Unklar ist, ob man diese Strafen jetzt noch nachträglich verhängen könnte. Das Dilemma der Regierung ist: Würde sie hart durchgreifen und ihre eigenen Regeln anwenden, müsste sie Milliarden-Strafen gegen die Konzerne verhängen, die hunderttausende Menschen hierzulande beschäftigen und gleichzeitig wegen des einbrechenden Diesel-Absatzes Milliarden-Strafen der EU-Kommission entgegensehen.

Denn die werden verhängt, wenn die Hersteller bei ihrem Flottenverbrauch den Ausstoß von CO2 nicht senken. Das geht zum Beispiel mit Elektroautos - die Deutschen setzen jedoch auf den Diesel-Antrieb, der sich angesichts drohender Fahrverbote allerdings immer schlechter verkauft.

Doch diese Aspekte haben offenbar nichts mit der Entscheidung des Verkehrsministeriums zu tun. Dieses begründet sein Vorgehen nämlich damit, dass man die Vorschriften abhängig von den Umständen des Einzelfalls angewandt habe: "Sie sind wirksam und verhältnismäßig, weil sie auf die umfassende Beseitigung eines nicht rechtskonformen Zustandes gerichtet sind und vollzogen werden.
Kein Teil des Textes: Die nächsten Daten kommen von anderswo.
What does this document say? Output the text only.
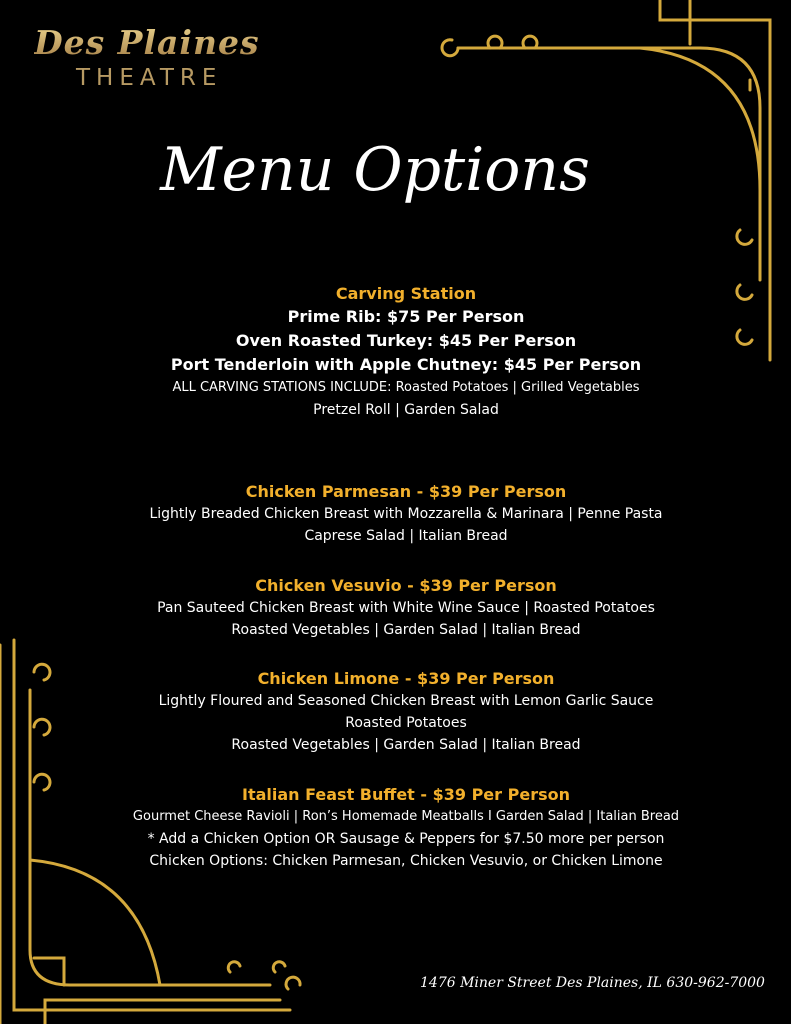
Des Plaines
THEATRE
Menu Options
Carving Station
Prime Rib: $75 Per Person
Oven Roasted Turkey: $45 Per Person
Port Tenderloin with Apple Chutney: $45 Per Person
ALL CARVING STATIONS INCLUDE: Roasted Potatoes | Grilled Vegetables
Pretzel Roll | Garden Salad
Chicken Parmesan - $39 Per Person
Lightly Breaded Chicken Breast with Mozzarella & Marinara | Penne Pasta
Caprese Salad | Italian Bread
Chicken Vesuvio - $39 Per Person
Pan Sauteed Chicken Breast with White Wine Sauce | Roasted Potatoes
Roasted Vegetables | Garden Salad | Italian Bread
Chicken Limone - $39 Per Person
Lightly Floured and Seasoned Chicken Breast with Lemon Garlic Sauce
Roasted Potatoes
Roasted Vegetables | Garden Salad | Italian Bread
Italian Feast Buffet - $39 Per Person
Gourmet Cheese Ravioli | Ron’s Homemade Meatballs I Garden Salad | Italian Bread
* Add a Chicken Option OR Sausage & Peppers for $7.50 more per person
Chicken Options: Chicken Parmesan, Chicken Vesuvio, or Chicken Limone
1476 Miner Street Des Plaines, IL 630-962-7000
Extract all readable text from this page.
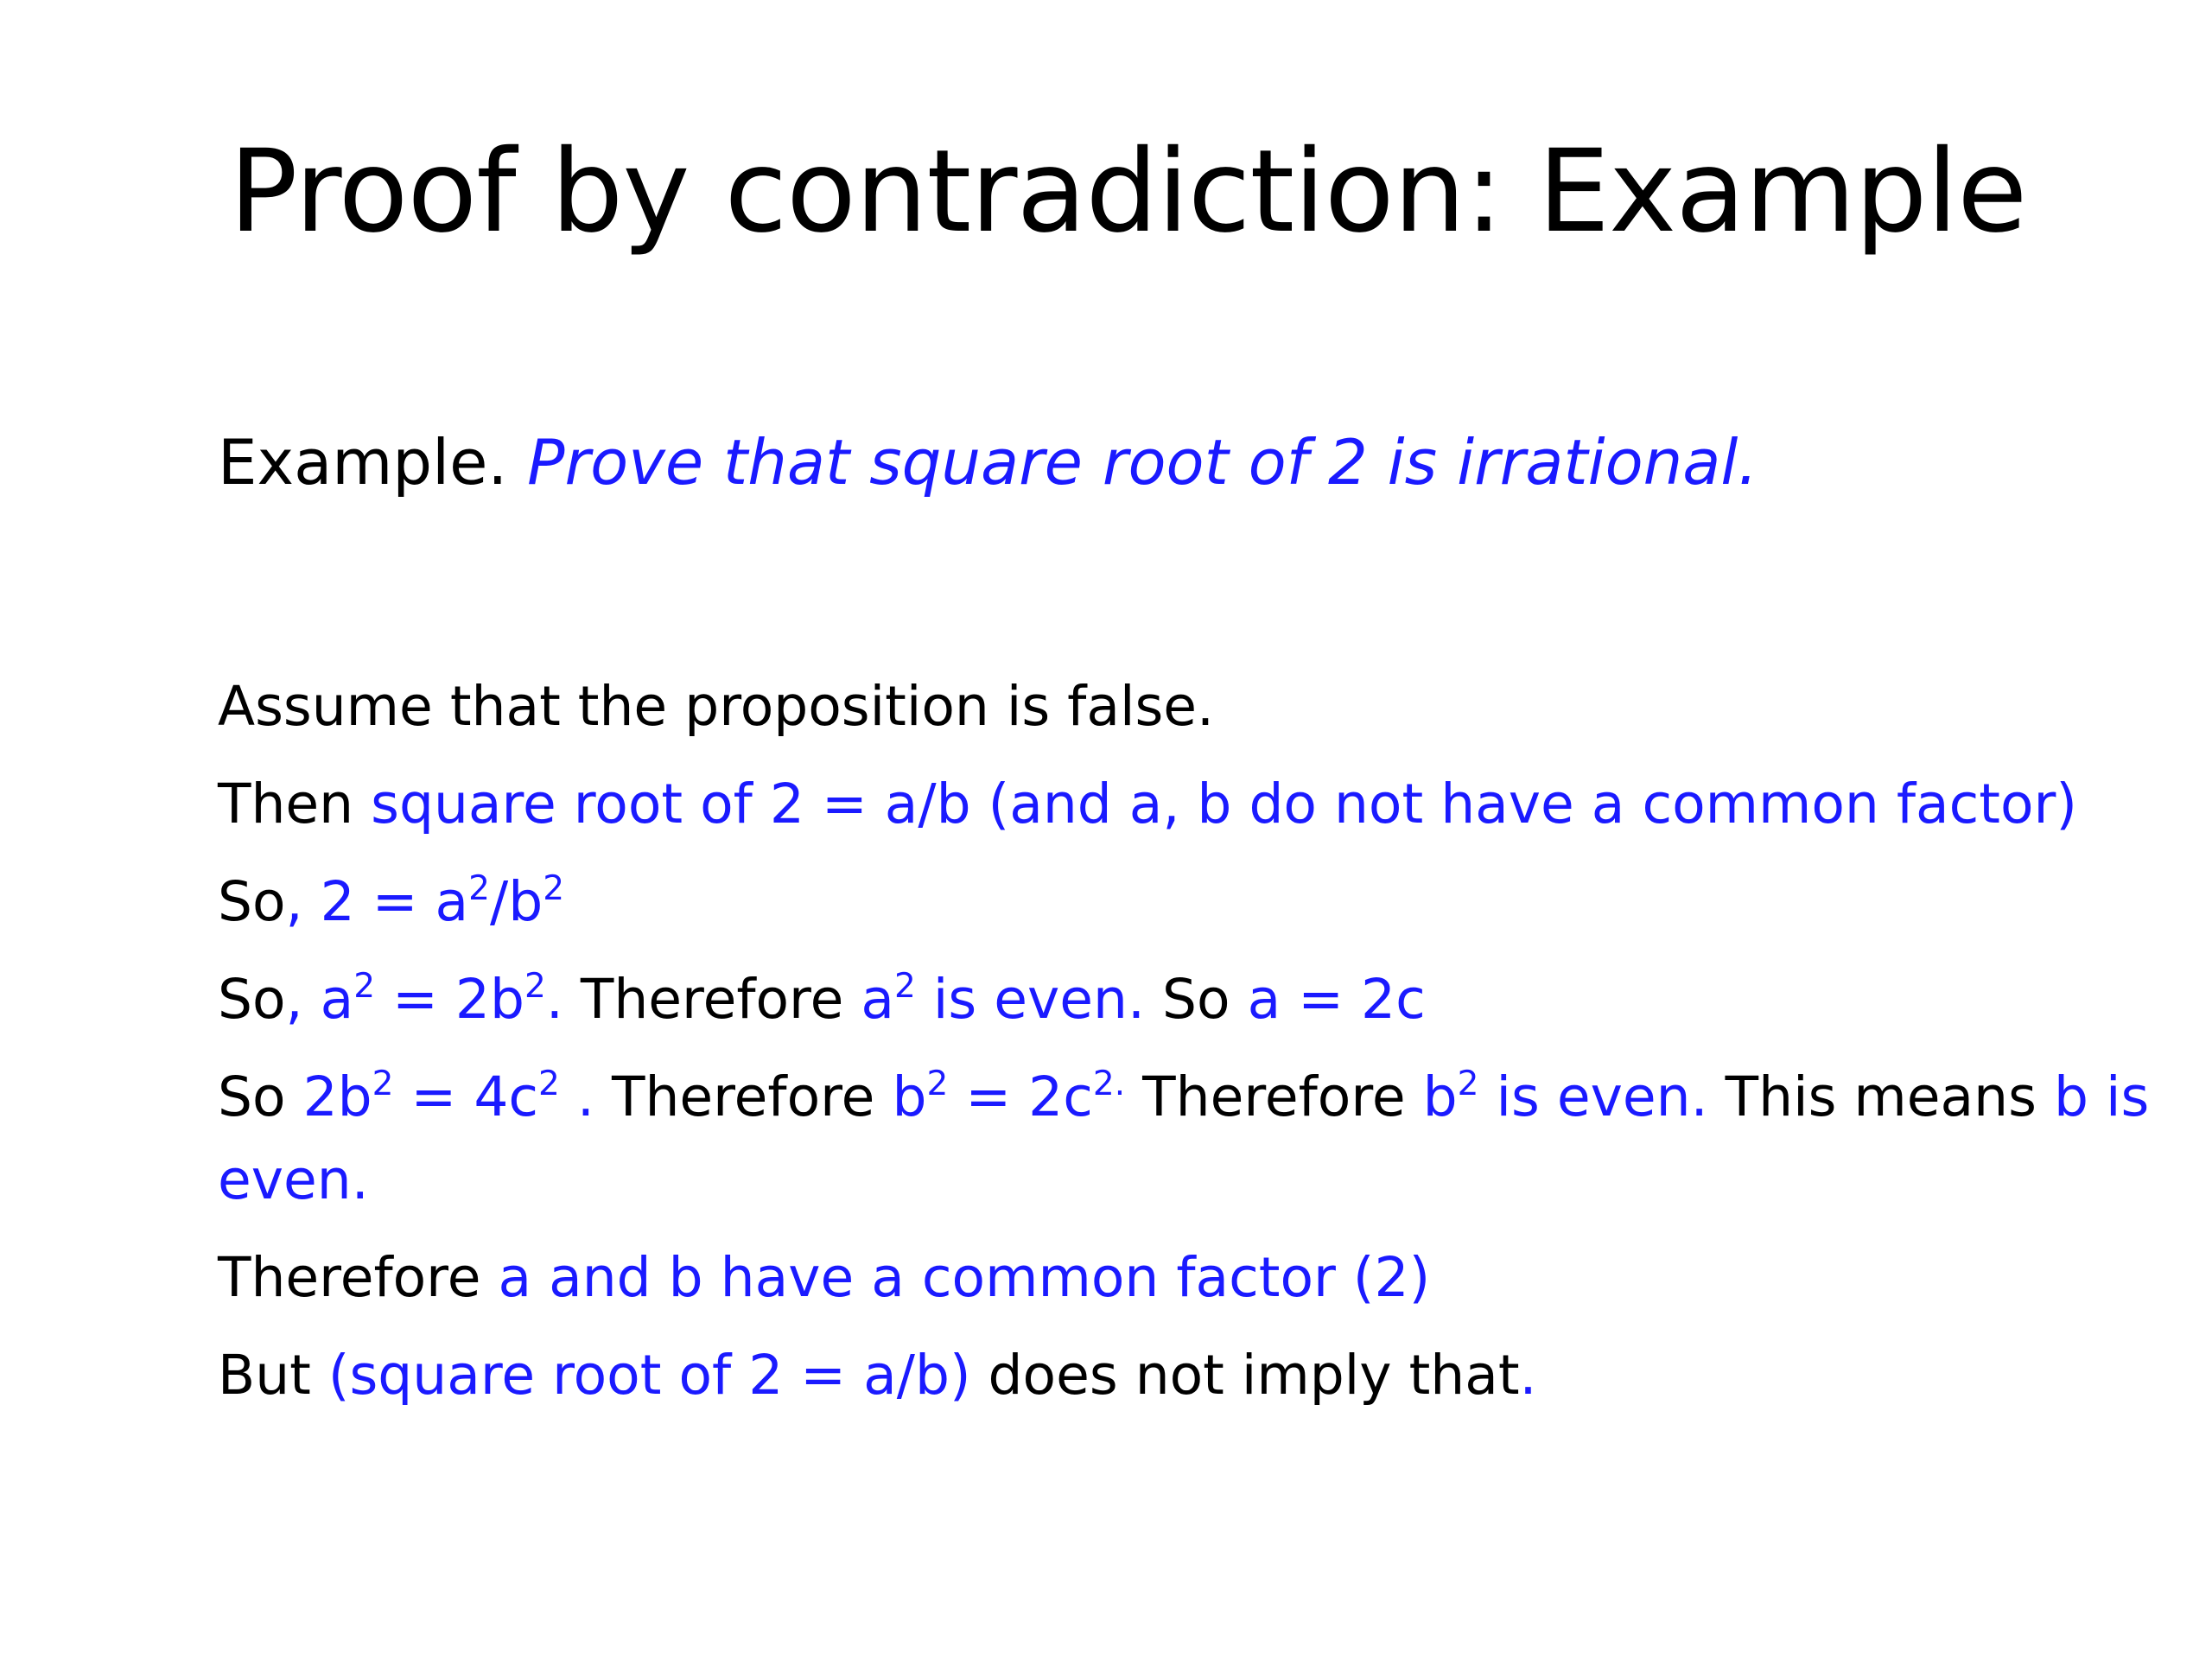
Proof by contradiction: Example

Example. Prove that square root of 2 is irrational.

Assume that the proposition is false.
Then square root of 2 = a/b (and a, b do not have a common factor)
So, $2 = a^2/b^2$
So, $a^2 = 2b^2$. Therefore $a^2$ is even. So a = 2c
So $2b^2 = 4c^2$ . Therefore $b^2 = 2c^{2.}$ Therefore $b^2$ is even. This means b is
even.
Therefore a and b have a common factor (2)
But (square root of 2 = a/b) does not imply that.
Den Konzernen wurde in diesen Fällen aufgegeben, auf ihre Kosten die Fahrzeuge in einen rechtskonformen Zustand zu überführen." Aus Sicht der Kunden sei dies die zielführende Lösung. "Darüber hinaus gilt: Für Strafen sind in Deutschland die Staatsanwaltschaften und die Gerichte zuständig. Die Staatsanwaltschaften ermitteln."

In der Tat: Zuletzt gab es diverse Durchsuchungen in der Automobil-Industrie, zuletzt bei Porsche. Dort geht man nun juristisch dagegen vor, dass die Ermittler die sichergestellten Dokumente auch sichten. Porsche begründet den Schritt mit der hohen Zahl der sichergestellten Unterlagen, die eine Sichtung und Bewertung durch den Autobauer selbst in kurzer Zeit unmöglich machten. Die Unterlagen enthielten auch vertrauliche Dokumente für Anwälte.